GUID Partition Table (GPT)
GPT is the latest standard for laying out the partitions of a hard disk. It makes use of globally unique identifiers (GUID) to define the partition and it is part of the UEFI standard. This means that on a UEFI-based system (which is required for Windows 8 Secure Boot feature), it is a must to use GPT. With GPT, you can create theoretically unlimited partitions on the hard disk, even though it is generally restricted to 128 partitions by most OSes. Unlike MBR that limits each partition to only 2TB in size, each partition in GPT can hold up to 2^64 blocks in length (as it is using 64-bit), which is equivalent to 9.44ZB for a 512-byte block (1 ZB is 1 billion terabytes). In Microsoft Windows, that size is limited to 256TB.
From the GPT Table Scheme diagram above, you can see that there is a primary GPT at the beginning of the hard disk and a secondary GPT at the end. This is what makes GPT more useful than MBR. GPT stores a backup header and partition table at the end of the disk so it can be recovered if the primary tables are corrupted. It also carry out CRC32 checksums to detect errors and corruption of the header and partition table.
You can also see that there is a protective MBR at the first sector of the hard disk. Such hybrid setup is to allow a BIOS-based system to boot from a GPT disk using a boot loader stored in the protective MBR’s code area. In addition, it protects the GPT disk from damage by GPT-unaware disk utilties.
OS Support
Intel Macs are using GPT by default and you won’t be able to install Mac OS X (without tweaks and hacks) on a MBR system. Mac OS X will run on MBR disk though, it is just that you won’t be able to install on it.
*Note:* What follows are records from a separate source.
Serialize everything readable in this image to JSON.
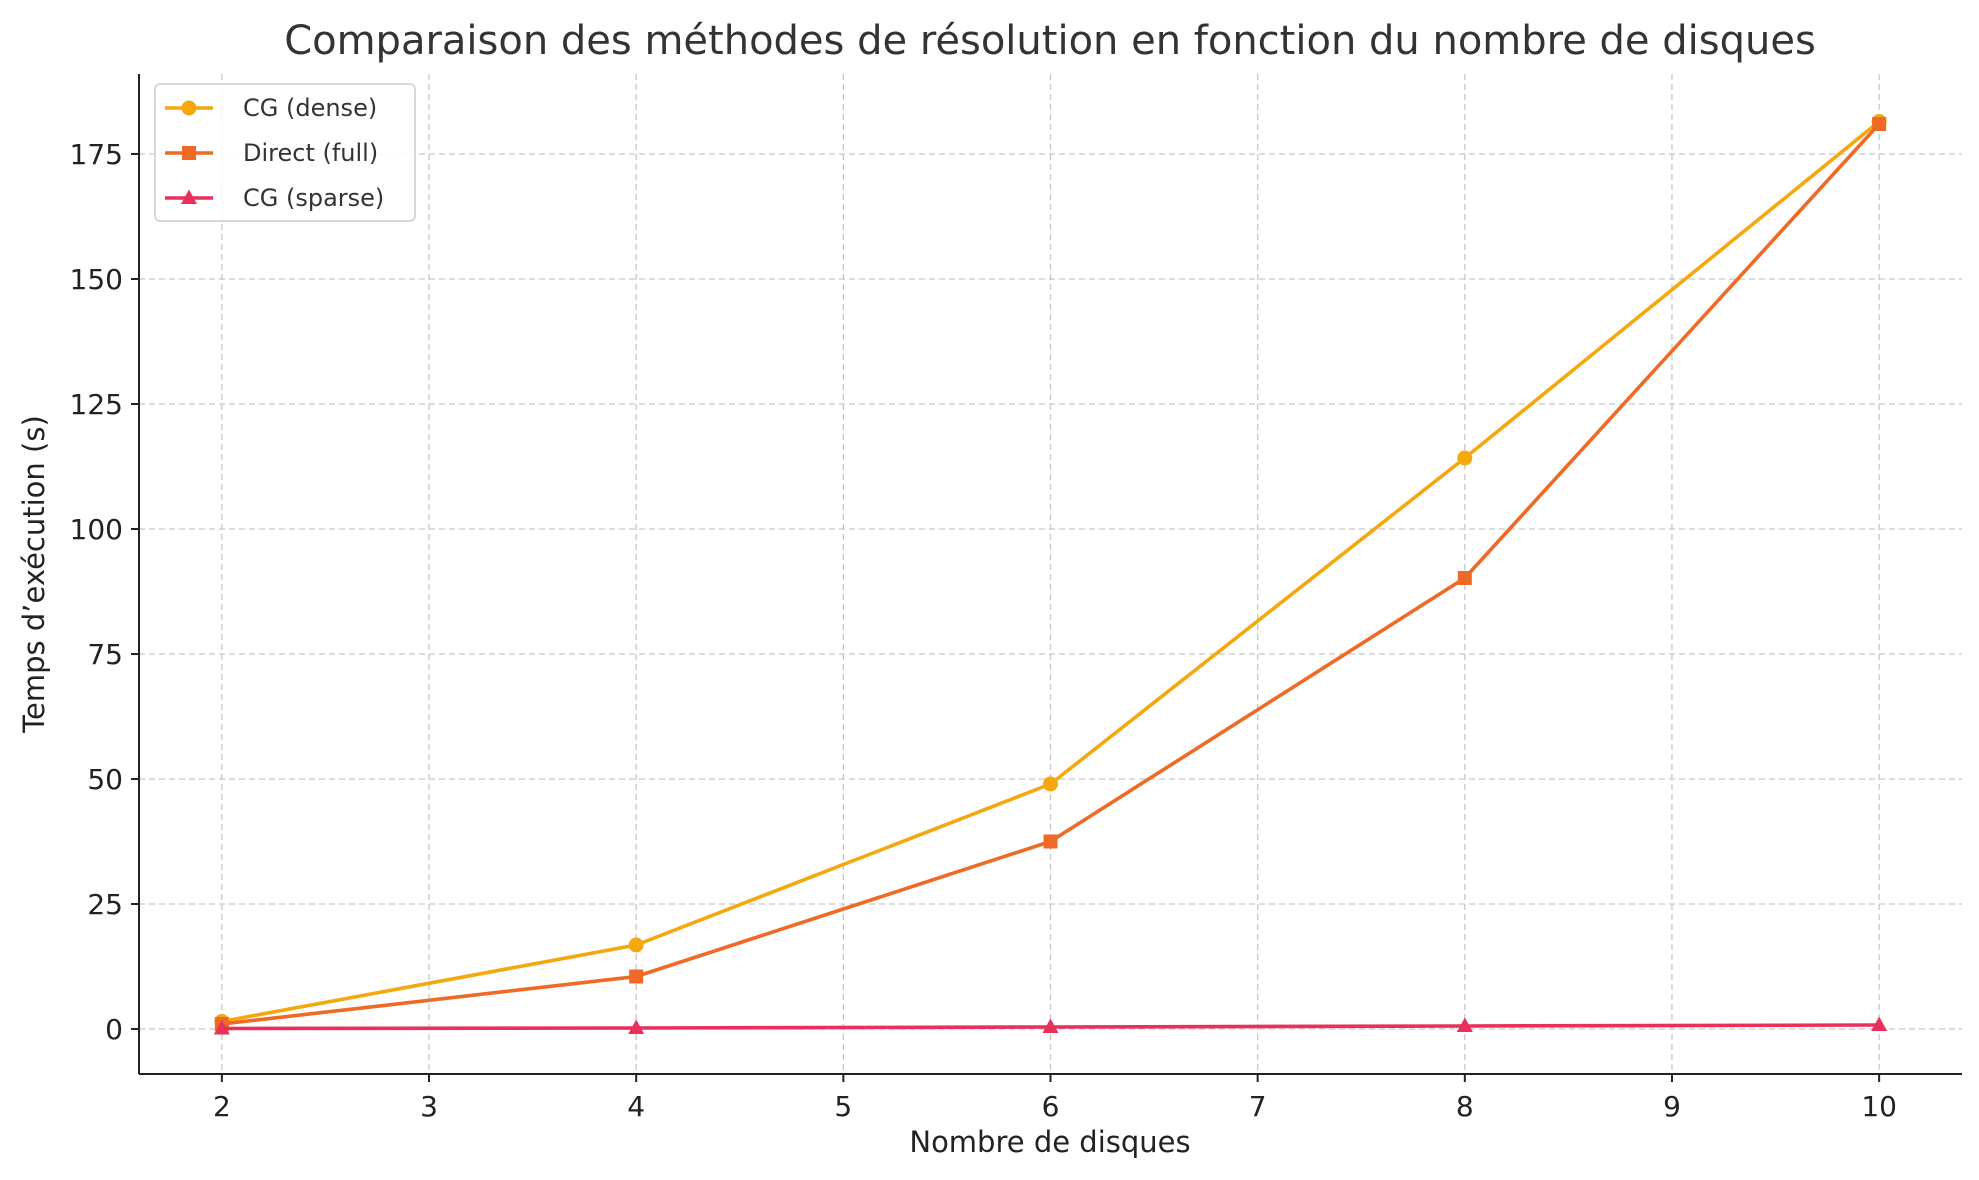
{
  "chart_data": {
    "type": "line",
    "title": "Comparaison des méthodes de résolution en fonction du nombre de disques",
    "xlabel": "Nombre de disques",
    "ylabel": "Temps d’exécution (s)",
    "x": [
      2,
      4,
      6,
      8,
      10
    ],
    "xlim": [
      1.6,
      10.4
    ],
    "ylim": [
      -9,
      191
    ],
    "xticks": [
      2,
      3,
      4,
      5,
      6,
      7,
      8,
      9,
      10
    ],
    "yticks": [
      0,
      25,
      50,
      75,
      100,
      125,
      150,
      175
    ],
    "grid": true,
    "legend_position": "top-left",
    "series": [
      {
        "name": "CG (dense)",
        "values": [
          1.5,
          16.8,
          49,
          114.2,
          181.5
        ],
        "color": "#F5A70E",
        "marker": "circle"
      },
      {
        "name": "Direct (full)",
        "values": [
          1.0,
          10.5,
          37.5,
          90.2,
          181.0
        ],
        "color": "#EE6A25",
        "marker": "square"
      },
      {
        "name": "CG (sparse)",
        "values": [
          0.1,
          0.2,
          0.4,
          0.6,
          0.8
        ],
        "color": "#E8305A",
        "marker": "triangle"
      }
    ]
  }
}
Most Linux kernels come with support for GPT. Unless you are compiling your own kernel and you didn’t add this feature in, you should have no problem getting your favorite distro to work in GPT disk. One thing to note, you wil have to use Grub 2 as the bootloader.
For Windows, only the 64-bit version of Windows from XP onward support booting from GPT disk. If you are getting a laptop pre-installed with 64-bit Windows 8, most probably it is using GPT. For Windows 7 and earlier version, the default configuration will be MBR instead of GPT.
Conclusion
In most cases, you will be fine with either MBR or GPT. It is only in situation where you need to install Windows on a Mac, or when you need to have a partition bigger than 2TB, that you need to use GPT, or convert MBR to GPT. Also, for the newer model of computer that uses UEFI, it will only support GPT.